Alegou que: 1) instaurou inquérito civil para apurar suposta omissão estatal em promover a regularização fundiária do Loteamento Sol Nascente, ocupação irregular considerada Zona de Especial Interesse Social pelo Decreto Municipal n. 9.099/2010; 2) apurou que no local existem áreas de médio e alto risco geológico; 3) a declaração do ente público é inconclusiva quanto à possibilidade de se manter o aglomerado urbano, pois condiciona à avaliação técnica, a qual não foi realizada até o momento e 4) a inércia da municipalidade está causando sérios prejuízos aos moradores da região, tanto do ponto de vista da sonegação do direito à moradia como no plano da garantia da segurança individual.
Postulou a condenação do requerido em obrigação de fazer, consistente em: 1) elaborar estudos técnicos voltados à regularização/desocupação da área, sob pena de multa mensal e 2) implementar as determinações dos planos técnicos (autos originários, Evento 1).
Foi proferida decisão nos seguintes termos:
Ante o exposto, DEFIRO o pedido de tutela de urgência para determinar que o município de Blumenau, no prazo de um ano, realize os estudos técnicos voltados regularização fundiária indicando as medidas estruturais recomendadas para a mitigação dos riscos, ou desocupação, da área localizada no denominado "loteamento Sol Nascente", sob pena de multa mensal, no valor de R$ 5.000,00 (cinco mil reais) por mês de descumprimento, limitada ao valor máximo de R$ 150.000,00 (cento e cinquenta mil reais) a ser revertida ao Fundo Estadual para Recuperação de Bens Lesados. [...](autos originários, Evento 11)

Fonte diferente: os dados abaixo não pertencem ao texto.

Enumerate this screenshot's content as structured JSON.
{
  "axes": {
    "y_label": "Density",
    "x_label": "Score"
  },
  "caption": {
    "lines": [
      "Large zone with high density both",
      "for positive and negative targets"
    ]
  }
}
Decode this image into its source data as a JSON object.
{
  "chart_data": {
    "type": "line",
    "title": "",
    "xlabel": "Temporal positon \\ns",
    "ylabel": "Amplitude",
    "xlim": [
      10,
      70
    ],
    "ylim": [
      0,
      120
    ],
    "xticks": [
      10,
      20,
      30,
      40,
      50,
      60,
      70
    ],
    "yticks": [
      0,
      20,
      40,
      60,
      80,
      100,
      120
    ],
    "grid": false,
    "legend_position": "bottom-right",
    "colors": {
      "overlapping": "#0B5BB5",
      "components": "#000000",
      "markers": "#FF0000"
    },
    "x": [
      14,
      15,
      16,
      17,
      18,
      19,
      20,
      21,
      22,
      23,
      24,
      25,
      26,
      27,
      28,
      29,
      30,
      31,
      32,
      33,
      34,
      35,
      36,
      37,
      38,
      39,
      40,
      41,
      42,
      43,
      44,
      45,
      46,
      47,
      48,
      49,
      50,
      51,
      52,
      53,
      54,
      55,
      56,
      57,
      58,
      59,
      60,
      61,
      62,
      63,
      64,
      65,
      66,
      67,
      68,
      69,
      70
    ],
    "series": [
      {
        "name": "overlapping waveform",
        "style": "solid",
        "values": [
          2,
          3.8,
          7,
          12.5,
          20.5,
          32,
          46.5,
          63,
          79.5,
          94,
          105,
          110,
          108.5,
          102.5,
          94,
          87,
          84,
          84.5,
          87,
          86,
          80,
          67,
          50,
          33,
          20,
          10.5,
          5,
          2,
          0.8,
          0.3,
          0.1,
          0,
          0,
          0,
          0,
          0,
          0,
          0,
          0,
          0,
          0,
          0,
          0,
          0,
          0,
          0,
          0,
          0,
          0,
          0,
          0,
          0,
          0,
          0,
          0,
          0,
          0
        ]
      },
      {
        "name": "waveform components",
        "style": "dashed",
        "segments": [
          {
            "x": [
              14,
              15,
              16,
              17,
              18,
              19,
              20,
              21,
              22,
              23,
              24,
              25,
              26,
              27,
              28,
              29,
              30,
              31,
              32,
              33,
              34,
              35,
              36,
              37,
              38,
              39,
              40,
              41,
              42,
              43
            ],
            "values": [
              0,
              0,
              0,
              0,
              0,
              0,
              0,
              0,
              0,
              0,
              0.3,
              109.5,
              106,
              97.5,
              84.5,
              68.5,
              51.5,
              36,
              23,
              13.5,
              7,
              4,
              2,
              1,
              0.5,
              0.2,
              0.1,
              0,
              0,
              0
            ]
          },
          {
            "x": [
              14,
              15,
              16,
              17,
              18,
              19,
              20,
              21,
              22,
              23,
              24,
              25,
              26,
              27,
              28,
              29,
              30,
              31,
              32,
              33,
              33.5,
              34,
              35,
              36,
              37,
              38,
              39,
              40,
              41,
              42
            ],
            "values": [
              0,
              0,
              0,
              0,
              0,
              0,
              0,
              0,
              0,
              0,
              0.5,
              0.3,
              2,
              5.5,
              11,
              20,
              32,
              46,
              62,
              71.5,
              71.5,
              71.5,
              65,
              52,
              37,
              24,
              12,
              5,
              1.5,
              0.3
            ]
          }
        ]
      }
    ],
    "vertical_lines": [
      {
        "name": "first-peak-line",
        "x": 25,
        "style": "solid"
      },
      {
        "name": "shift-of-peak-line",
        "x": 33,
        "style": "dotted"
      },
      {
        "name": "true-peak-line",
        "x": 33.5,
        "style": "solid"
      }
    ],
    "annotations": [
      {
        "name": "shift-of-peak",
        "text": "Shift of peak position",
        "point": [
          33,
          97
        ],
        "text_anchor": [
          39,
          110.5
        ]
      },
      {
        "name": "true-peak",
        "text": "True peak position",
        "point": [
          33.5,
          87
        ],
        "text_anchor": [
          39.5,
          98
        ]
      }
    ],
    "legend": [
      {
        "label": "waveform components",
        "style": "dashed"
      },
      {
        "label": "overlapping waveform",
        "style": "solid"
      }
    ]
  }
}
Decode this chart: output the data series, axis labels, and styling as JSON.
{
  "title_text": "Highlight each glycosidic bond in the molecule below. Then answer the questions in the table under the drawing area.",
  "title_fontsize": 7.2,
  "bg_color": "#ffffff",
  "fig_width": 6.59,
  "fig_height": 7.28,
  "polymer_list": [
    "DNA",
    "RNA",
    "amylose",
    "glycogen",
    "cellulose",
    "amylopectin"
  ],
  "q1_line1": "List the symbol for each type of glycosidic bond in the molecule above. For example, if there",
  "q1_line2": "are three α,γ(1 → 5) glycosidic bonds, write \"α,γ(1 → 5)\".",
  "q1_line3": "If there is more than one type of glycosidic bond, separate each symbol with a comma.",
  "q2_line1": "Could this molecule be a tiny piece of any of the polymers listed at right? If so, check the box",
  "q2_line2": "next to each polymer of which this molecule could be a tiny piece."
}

O município interpôs agravo de instrumento sustentando que: 1) as condições geotécnicas do local impedem a regularização fundiária; 2) já está monitorando o loteamento e conscientizando a comunidade por meio de ações de assistência social; 3) a ordenação do solo urbano é ato discricionário do poder público, não podendo ser objeto de judicialização, sob pena de ofensa à separação de poderes e 4) a multa mensal no valor de R$ 5.000,00 por eventual descumprimento da obrigação é desproporcional, configurando enriquecimento sem causa.
A medida urgente foi indeferida (Evento 4).
Com as contrarrazões (Evento 13), a d. Procuradoria-Geral de Justiça se manifestou pelo desprovimento do recurso, em parecer da lavra do Dr. Murilo Casemiro Mattos (Evento 16)

VOTO


A decisão proferida pelo MM. Juiz Raphael de Oliveira e Silva Borges deve ser confirmada, cujos fundamentos adoto como razão de decidir:
[...]
Pois bem. Busca o Ministério Público, neste momento processual, impor à parte demandada "no prazo de um ano, a obrigação de efetivar os estudos técnicos voltados à regularização/desocupação da área em exame, tudo sob pena de multa mensal, no valor sugerido de cinco mil reais (R$ 5.000,00), devidos ao Fundo Estadual para Recuperação de Bens Lesados, até o máximo de R$ 50.000,00 (cinquenta mil reais)".
O art. 30, inciso VIII, da Constituição da República Federativa do Brasil, de 1988, prescreve que: "Compete aos Municípios: [...] promover, no que couber, o adequado ordenamento territorial, mediante planejamento e controle do uso, do parcelamento e da ocupação do solo urbano;".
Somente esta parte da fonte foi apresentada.